Does Valentine’s Day matter?

By on February 9, 2017
Features

By Silvana Hill–

I’ve been on this planet for 22 years. In that time, I’ve spent Feb. 14 in a manner of ways.

As a child, Valentine’s Day meant candy, store-bought cards collected in a personalized envelope and maybe the occasional tray of pink-frosted cupcakes at a classroom Valentine’s party. It was fun, but it didn’t mean too much, like most things at that age.

In later years, there was a line drawn between those who were coupled and those who were alone, a line that darkened as V-Day approached.

During my first Valentine’s Day in a relationship, I found myself taking particular care not to mention my plans to anyone who might take offense to them. They probably wouldn’t have cared, but I did.

See, Valentine’s Day is supposed to really, really suck for a single person. Even if you’re completely and utterly fine with spending Feb. 14 on your own, I’d argue that there’s just as much societal pressure to bemoan the day if you don’t have a significant other as there is to spend it as lavishly as possible if you’re coupled up.

It’s easy to see why so many people look at the holiday as a corporate ploy to sell low-quality candy and seats in restaurants.  There’s a lot of money to be made off of this stuff.

But there are a lot of perks to this time of year that don’t require being in a relationship – think discounted candy or tiny teddy bears holding plushy hearts for sale or the innate pleasure in seeing happiness on the faces of people you love. That’s a gift in itself. That can bring you happiness.
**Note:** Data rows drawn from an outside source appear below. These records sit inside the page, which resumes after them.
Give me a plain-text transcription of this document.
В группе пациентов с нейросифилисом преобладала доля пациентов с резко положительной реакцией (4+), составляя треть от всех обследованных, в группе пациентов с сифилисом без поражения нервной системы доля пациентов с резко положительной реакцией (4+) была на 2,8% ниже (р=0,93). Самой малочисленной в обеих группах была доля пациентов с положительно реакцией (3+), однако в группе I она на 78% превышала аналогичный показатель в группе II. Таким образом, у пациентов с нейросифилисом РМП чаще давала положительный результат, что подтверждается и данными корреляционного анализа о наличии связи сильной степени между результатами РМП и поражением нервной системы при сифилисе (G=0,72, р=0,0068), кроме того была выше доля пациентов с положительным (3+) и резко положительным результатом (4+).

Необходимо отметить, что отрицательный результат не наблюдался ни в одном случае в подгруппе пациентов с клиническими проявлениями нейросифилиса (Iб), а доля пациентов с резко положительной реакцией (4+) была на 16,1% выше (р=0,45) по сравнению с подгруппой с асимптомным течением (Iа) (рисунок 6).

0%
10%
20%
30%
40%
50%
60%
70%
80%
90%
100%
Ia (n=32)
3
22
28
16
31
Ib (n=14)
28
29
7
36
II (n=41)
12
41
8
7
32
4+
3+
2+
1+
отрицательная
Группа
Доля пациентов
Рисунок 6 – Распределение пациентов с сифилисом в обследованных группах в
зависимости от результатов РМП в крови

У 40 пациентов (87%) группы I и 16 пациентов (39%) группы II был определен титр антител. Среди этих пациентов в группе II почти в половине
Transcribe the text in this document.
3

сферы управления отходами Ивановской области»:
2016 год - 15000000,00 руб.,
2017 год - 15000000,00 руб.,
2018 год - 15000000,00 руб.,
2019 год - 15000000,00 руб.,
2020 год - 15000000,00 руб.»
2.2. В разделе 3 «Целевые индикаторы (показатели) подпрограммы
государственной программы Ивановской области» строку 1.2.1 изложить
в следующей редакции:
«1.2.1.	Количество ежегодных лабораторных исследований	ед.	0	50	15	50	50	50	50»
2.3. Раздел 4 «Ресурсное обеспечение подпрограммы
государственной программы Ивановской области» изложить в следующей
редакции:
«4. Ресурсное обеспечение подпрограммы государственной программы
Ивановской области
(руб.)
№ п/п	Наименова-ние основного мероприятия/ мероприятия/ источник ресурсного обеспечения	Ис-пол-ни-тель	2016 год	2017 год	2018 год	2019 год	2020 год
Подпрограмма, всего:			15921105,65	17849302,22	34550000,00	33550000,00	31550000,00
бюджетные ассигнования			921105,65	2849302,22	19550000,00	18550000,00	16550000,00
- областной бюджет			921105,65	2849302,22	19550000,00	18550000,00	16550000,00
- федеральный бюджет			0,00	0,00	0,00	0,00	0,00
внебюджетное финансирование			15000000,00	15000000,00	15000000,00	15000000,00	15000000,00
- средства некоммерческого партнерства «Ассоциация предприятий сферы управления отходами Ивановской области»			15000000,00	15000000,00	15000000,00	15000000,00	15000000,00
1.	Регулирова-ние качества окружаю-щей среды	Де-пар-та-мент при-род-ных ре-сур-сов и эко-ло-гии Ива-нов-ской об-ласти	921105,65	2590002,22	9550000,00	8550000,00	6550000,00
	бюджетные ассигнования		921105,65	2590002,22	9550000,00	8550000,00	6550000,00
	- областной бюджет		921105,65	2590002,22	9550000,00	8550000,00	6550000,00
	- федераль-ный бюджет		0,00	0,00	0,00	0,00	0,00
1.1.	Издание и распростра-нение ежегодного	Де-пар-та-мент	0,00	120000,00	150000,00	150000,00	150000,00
Even if you aren’t swimming in a sea of romance, I think Valentine’s Day can actually matter. It’s about love – not necessarily romantic love.

You can love a whole range of people in a whole range of ways, and it was exemplified in those generic cupcake-fueled classroom parties so many of us attended in childhood. We were hardly looking for our eternal soulmates as we stuffed identical cardstock valentines in each envelope lining the classroom wall. It was all about togetherness, appreciation and friendship.

I don’t think Valentine’s Day needs to be any different as an adult.

I can’t help but think of my dad who, on Valentine’s Day, while my siblings and I were children, would make a point to bring us each tiny boxes of chocolates and stuffed animals when he got home from work. Maybe that’s why it’s so easy for me to see Valentine’s Day as a celebration of love in general – it’s always felt that way to me.

On the day this year, I’ll make a special effort to let the many beloved people in my life know how deeply I love and appreciate them. My best friends, my parents and siblings, my grandmother, my cat – they’ll all be getting a valentine from me, and not necessarily in paper form. It’ll be a reminder that they matter to me and to the world and that I don’t know where I would be without them.

I firmly believe the old saying, “Love can’t be divided, only multiplied.” Valentine’s Day is only as important as we choose to make it. Celebrate love, start with loving yourself and grab a bag of 50 percent off mini Reese’s Cups on your way out.